Sul palco allestito sulla piazza di Rovetta, davanti a cinquemila persone, c’è
tutta la famiglia di Paolo: la mamma, il papà, il fratello Davide, la moglie
Simonetta e la piccola Marika più scatenata che mai. La gente urla «Paolo,
Paolo», dal campanile esplodono i fuochi d’artificio che illuminano la valle.
Savoldelli si guarda attorno stranito. Vorrebbe salutare uno a uno tutti quelli
che sono venuti a salutarlo. «Ho vinto anche per voi», grida. E la piazza sembra
un vulcano in eruzione. Il sindaco Marinoni lo ringrazia a nome del paese. C’è
anche il presidente della Provincia Valerio Bettoni. Ma non è serata di discorso
ufficiale.
Stasera si balla e si canta in una Rovetta trasformata in una sorta di
bomboniera rosa. La gente non se ne vuole andare. E Savoldelli rimane lì «Vi
voglio bene» è il congedo di una notte magica.

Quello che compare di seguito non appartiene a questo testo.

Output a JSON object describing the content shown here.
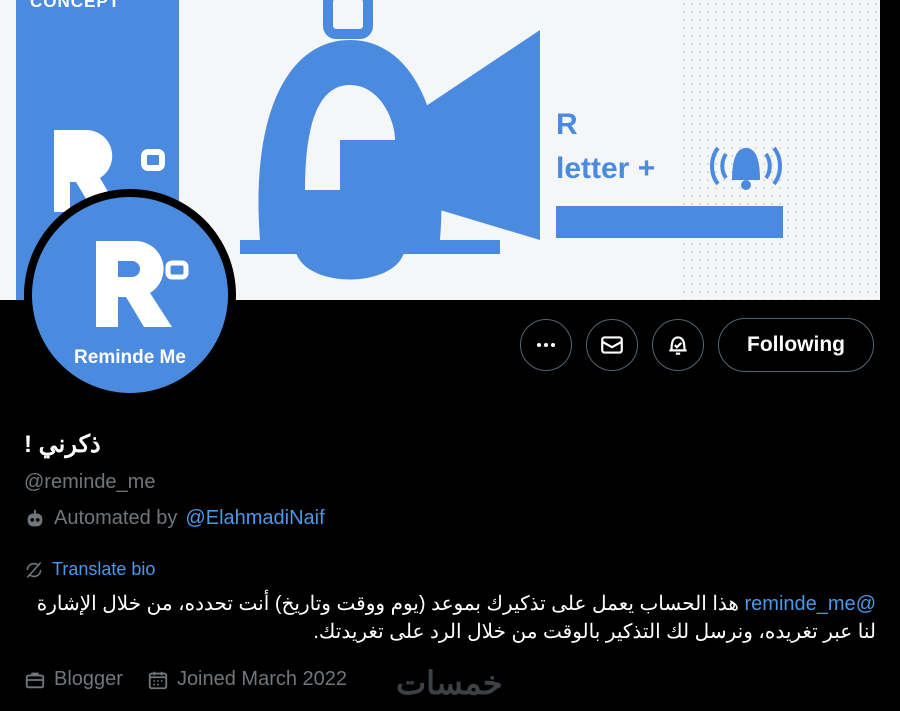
{
  "banner": {
    "concept_text": "CONCEPT",
    "r_text": "R",
    "letter_text": "letter +",
    "colors": {
      "brand_blue": "#4a8be0",
      "background": "#f5f6f7"
    }
  },
  "avatar": {
    "label": "Reminde Me"
  },
  "actions": {
    "more_icon": "more-icon",
    "message_icon": "mail-icon",
    "notify_icon": "bell-icon",
    "follow_label": "Following"
  },
  "profile": {
    "display_name": "! ذكرني",
    "handle": "@reminde_me",
    "automated_prefix": "Automated by",
    "automated_by": "@ElahmadiNaif",
    "translate_label": "Translate bio",
    "bio_mention": "@reminde_me",
    "bio_text": " هذا الحساب يعمل على تذكيرك بموعد (يوم ووقت وتاريخ) أنت تحدده، من خلال الإشارة لنا عبر تغريده، ونرسل لك التذكير بالوقت من خلال الرد على تغريدتك.",
    "category": "Blogger",
    "joined": "Joined March 2022"
  },
  "watermark": "خمسات"
}
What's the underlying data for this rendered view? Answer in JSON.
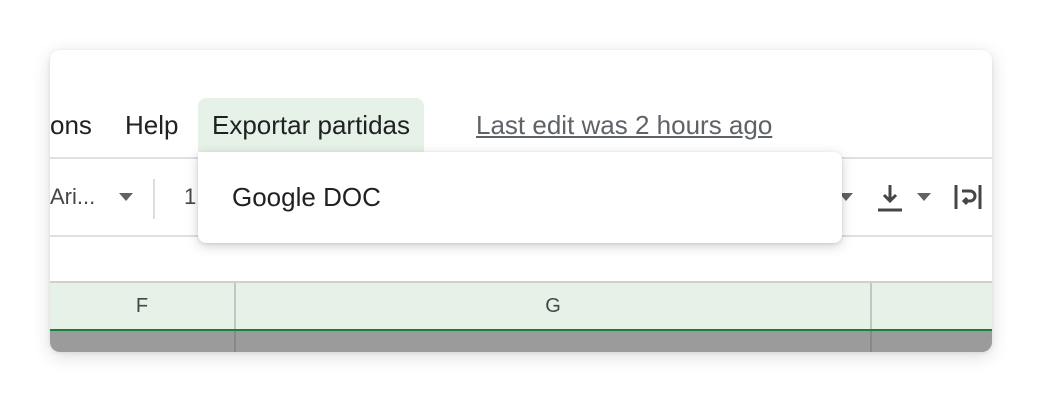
{
  "menubar": {
    "items": [
      {
        "label": "ons"
      },
      {
        "label": "Help"
      },
      {
        "label": "Exportar partidas"
      }
    ],
    "last_edit": "Last edit was 2 hours ago"
  },
  "toolbar": {
    "font_name": "Ari...",
    "font_size": "1",
    "icons": [
      "vertical-align-bottom-icon",
      "text-wrap-icon"
    ]
  },
  "columns": [
    {
      "label": "F"
    },
    {
      "label": "G"
    },
    {
      "label": ""
    }
  ],
  "dropdown": {
    "items": [
      {
        "label": "Google DOC"
      }
    ]
  },
  "colors": {
    "menu_active_bg": "#e6f2e8",
    "header_bg": "#e6f2e8",
    "header_underline": "#188038",
    "text": "#202124",
    "muted_text": "#5f6368"
  }
}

Una di quelle che ti entrano nel cuore e non se ne vanno più.
Sul palco anche Giovanni Bettineschi, presidente di Promoeventi, l’organizzatore
della tappa che lo scorso anno arrivò alla Presolana: «Si sta lavorando - ha
detto - affinché l’anno prossimo il Gino torni sulle nostre montagne. Sarebbe
bello se riuscissimo a organizzare un arrivo proprio a Rovetta. Sarebbe il più
bel regalo per Savoldelli, un regalo più che meritato». (c.zap.)